Il ne sait surtout pas s’il aime encore cette femme qui le bouscule et contrôle
sa vie. Il sera père puisqu’on le lui demande, joue le rôle dans une émission
télévisuelle au plus grand plaisir de sa mère. C’est ce qu’il a toujours fait,
jouer, faire semblant, être quelqu’un d’autre.
«Si au moins vous étiez
devenus les enfants qu’elle souhaitait. Toi, tu as fini par satisfaire ses
espoirs avec tes diplômes, ton poste, ta blonde et ton fils à venir, mais tu as
d’abord été, comme ton frère avant toi, un ado bum qui ne s’intéressait à rien,
qui buvait, qui se droguait et qui s’amusait seulement en ridiculisant les
autres. Ta mère aurait voulu que la vie la dédommage de lui avoir pris ses deux
premiers-nés en lui donnant de bons fils, mais les deux salaires de son
sacrifice ont passé leur jeunesse à lui rire au nez.» (p.206)

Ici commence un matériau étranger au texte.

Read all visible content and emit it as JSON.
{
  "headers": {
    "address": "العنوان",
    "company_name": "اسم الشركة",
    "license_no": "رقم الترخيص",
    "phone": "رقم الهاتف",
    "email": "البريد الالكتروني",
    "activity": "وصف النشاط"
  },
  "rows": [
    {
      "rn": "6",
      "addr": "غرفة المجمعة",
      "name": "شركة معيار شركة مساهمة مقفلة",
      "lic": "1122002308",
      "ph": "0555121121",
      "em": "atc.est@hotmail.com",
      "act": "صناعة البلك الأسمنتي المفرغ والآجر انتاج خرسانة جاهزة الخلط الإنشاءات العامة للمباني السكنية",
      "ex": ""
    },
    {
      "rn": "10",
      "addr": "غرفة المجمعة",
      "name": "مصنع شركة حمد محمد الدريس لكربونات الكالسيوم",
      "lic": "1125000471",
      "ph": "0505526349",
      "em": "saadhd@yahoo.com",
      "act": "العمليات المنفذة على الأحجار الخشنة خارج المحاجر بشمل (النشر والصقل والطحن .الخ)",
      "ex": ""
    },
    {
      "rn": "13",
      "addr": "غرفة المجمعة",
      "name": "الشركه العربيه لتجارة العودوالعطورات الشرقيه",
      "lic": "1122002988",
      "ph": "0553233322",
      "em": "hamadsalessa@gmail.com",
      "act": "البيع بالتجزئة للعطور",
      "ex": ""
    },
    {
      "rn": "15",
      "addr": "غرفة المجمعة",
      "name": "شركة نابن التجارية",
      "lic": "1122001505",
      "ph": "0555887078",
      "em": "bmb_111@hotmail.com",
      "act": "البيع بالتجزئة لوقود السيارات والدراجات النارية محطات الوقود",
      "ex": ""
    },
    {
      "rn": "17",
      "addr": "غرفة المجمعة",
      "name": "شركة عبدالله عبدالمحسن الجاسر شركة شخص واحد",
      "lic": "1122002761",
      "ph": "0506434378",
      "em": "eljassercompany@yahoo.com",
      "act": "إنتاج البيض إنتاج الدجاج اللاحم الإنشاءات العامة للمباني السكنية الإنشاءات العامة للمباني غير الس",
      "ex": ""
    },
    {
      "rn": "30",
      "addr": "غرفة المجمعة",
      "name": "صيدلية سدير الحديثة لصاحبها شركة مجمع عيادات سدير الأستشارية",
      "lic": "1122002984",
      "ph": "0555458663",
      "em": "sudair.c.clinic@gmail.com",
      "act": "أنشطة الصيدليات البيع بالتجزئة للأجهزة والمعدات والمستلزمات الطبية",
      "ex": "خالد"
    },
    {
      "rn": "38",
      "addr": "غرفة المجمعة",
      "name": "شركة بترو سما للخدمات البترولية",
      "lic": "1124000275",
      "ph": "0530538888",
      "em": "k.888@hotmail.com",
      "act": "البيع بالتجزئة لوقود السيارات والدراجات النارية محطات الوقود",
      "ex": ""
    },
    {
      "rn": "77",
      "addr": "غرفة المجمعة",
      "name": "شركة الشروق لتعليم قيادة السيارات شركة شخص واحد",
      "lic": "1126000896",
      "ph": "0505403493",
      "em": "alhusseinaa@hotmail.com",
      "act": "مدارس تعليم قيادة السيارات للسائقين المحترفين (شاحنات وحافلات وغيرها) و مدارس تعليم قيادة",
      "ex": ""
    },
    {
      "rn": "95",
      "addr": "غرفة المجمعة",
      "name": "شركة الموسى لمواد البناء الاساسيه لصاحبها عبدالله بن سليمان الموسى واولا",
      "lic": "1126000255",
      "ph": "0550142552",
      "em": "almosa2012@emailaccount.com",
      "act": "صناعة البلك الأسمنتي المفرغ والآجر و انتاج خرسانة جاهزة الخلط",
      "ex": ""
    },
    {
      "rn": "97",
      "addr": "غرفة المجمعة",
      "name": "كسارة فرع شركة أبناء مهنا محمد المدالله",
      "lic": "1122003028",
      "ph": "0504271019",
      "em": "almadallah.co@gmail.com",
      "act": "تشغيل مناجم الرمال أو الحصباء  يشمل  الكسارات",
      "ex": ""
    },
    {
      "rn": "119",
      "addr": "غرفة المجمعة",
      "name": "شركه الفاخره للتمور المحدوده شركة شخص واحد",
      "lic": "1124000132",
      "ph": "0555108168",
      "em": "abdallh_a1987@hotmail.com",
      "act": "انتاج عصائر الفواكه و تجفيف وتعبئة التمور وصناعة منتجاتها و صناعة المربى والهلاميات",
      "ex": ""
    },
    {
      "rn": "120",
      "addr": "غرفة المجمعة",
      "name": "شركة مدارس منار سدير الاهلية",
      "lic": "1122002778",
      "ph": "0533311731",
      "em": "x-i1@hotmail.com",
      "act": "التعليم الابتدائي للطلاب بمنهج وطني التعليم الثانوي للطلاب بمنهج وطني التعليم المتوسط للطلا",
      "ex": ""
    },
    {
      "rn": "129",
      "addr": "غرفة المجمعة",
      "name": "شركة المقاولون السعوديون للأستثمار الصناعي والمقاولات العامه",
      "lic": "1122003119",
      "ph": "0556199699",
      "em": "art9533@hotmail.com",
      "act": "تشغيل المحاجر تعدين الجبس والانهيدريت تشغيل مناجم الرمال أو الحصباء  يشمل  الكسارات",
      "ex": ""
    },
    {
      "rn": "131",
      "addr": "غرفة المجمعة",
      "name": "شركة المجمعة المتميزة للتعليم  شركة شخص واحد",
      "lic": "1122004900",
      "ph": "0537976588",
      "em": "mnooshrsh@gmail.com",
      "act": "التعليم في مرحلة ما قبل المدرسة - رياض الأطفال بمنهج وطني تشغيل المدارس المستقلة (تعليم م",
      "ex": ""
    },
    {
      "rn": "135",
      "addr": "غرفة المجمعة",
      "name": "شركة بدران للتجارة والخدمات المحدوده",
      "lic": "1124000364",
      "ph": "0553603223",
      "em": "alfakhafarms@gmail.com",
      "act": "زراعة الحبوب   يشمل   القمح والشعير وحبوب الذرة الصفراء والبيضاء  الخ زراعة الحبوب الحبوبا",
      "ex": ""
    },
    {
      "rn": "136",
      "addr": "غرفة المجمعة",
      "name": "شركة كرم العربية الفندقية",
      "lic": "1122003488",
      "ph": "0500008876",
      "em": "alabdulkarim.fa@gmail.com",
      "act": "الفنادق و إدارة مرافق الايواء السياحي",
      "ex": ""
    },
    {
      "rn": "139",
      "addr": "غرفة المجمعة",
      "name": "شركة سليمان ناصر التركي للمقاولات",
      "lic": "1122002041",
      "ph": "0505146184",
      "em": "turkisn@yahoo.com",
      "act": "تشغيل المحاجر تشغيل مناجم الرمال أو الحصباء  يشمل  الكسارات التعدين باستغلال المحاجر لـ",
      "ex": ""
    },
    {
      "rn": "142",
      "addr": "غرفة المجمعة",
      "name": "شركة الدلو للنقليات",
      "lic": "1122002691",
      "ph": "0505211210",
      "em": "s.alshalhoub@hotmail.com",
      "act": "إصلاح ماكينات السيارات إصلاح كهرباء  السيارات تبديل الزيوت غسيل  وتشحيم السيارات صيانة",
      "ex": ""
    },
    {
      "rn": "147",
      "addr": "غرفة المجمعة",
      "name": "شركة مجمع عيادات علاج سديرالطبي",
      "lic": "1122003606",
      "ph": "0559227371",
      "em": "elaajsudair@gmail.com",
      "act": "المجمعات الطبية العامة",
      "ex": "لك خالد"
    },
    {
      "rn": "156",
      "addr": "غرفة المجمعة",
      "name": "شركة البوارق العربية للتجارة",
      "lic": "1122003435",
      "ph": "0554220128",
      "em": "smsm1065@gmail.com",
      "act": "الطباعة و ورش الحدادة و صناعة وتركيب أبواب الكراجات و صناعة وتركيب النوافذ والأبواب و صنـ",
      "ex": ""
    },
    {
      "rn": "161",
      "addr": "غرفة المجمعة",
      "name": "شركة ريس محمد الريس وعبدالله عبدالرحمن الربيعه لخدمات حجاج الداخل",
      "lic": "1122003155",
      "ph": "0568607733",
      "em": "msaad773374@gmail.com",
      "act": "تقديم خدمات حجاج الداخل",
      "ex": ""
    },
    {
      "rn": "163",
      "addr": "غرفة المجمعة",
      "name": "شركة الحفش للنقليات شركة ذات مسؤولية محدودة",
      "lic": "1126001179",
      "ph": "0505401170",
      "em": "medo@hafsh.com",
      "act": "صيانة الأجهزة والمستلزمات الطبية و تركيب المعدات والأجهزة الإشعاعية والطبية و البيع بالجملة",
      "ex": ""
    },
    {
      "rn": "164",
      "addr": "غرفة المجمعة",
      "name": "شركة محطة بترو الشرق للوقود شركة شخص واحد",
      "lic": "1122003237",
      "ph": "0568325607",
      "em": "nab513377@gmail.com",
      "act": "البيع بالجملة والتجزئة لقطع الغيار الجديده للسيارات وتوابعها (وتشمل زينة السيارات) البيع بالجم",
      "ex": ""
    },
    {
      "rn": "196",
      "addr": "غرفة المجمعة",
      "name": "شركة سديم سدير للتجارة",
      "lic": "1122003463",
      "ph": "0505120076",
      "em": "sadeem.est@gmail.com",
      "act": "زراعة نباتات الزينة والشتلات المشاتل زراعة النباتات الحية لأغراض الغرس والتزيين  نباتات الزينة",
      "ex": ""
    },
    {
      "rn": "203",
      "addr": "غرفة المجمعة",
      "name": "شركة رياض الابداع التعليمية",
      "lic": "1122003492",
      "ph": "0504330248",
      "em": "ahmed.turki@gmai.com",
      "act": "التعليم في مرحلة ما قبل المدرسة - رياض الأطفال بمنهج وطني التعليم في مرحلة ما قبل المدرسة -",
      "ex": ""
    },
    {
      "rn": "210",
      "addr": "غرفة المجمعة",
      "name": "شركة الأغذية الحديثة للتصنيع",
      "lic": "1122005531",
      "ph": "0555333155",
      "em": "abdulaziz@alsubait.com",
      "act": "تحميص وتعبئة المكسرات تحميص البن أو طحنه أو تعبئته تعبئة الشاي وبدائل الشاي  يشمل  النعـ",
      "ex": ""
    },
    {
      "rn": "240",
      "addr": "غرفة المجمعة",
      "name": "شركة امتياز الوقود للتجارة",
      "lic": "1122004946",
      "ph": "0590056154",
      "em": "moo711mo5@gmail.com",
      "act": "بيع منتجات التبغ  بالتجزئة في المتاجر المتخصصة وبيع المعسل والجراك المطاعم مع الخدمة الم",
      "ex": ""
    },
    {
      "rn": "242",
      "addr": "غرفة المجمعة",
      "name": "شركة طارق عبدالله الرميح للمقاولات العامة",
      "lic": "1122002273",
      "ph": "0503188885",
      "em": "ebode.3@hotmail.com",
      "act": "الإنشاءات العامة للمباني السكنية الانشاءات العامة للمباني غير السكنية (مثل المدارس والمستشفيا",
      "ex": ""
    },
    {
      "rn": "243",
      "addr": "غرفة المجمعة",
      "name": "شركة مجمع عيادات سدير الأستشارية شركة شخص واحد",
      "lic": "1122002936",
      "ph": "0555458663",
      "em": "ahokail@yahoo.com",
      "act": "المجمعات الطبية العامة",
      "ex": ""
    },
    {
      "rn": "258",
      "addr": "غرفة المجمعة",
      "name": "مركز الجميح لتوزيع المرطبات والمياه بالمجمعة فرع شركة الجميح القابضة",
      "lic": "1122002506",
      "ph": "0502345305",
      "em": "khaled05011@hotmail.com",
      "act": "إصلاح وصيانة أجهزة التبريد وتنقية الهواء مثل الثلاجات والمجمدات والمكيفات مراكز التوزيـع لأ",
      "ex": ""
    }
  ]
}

Devenir adulte dans le cas de
Jérôme aura été un épouvantable gâchis. Peut-être aussi renoncer à toutes les
ambitions ou les désirs qui rendent la vie passionnante.
Vie adulte
Jérôme Borromée dresse un
portrait assez noir d’une certaine génération qui semble avoir été abandonnée. Des
jeunes ont été ballottés tout au long de leur enfance, incapable de décider ou
de savoir ce qu’ils souhaitaient vraiment. Le pire, c’est que personne ne leur
a demandé de se centrer sur l’être qu’ils sont. Nul ne semble s’en être
inquiété, autant à la maison qu’à l’école. Ils auront été des absents, des
figurants.
Un récit bouleversant qui m’a
laissé avec le motton dans la gorge.
Jérôme Borromée de Guillaume
Bourque est paru aux Éditions du Boréal.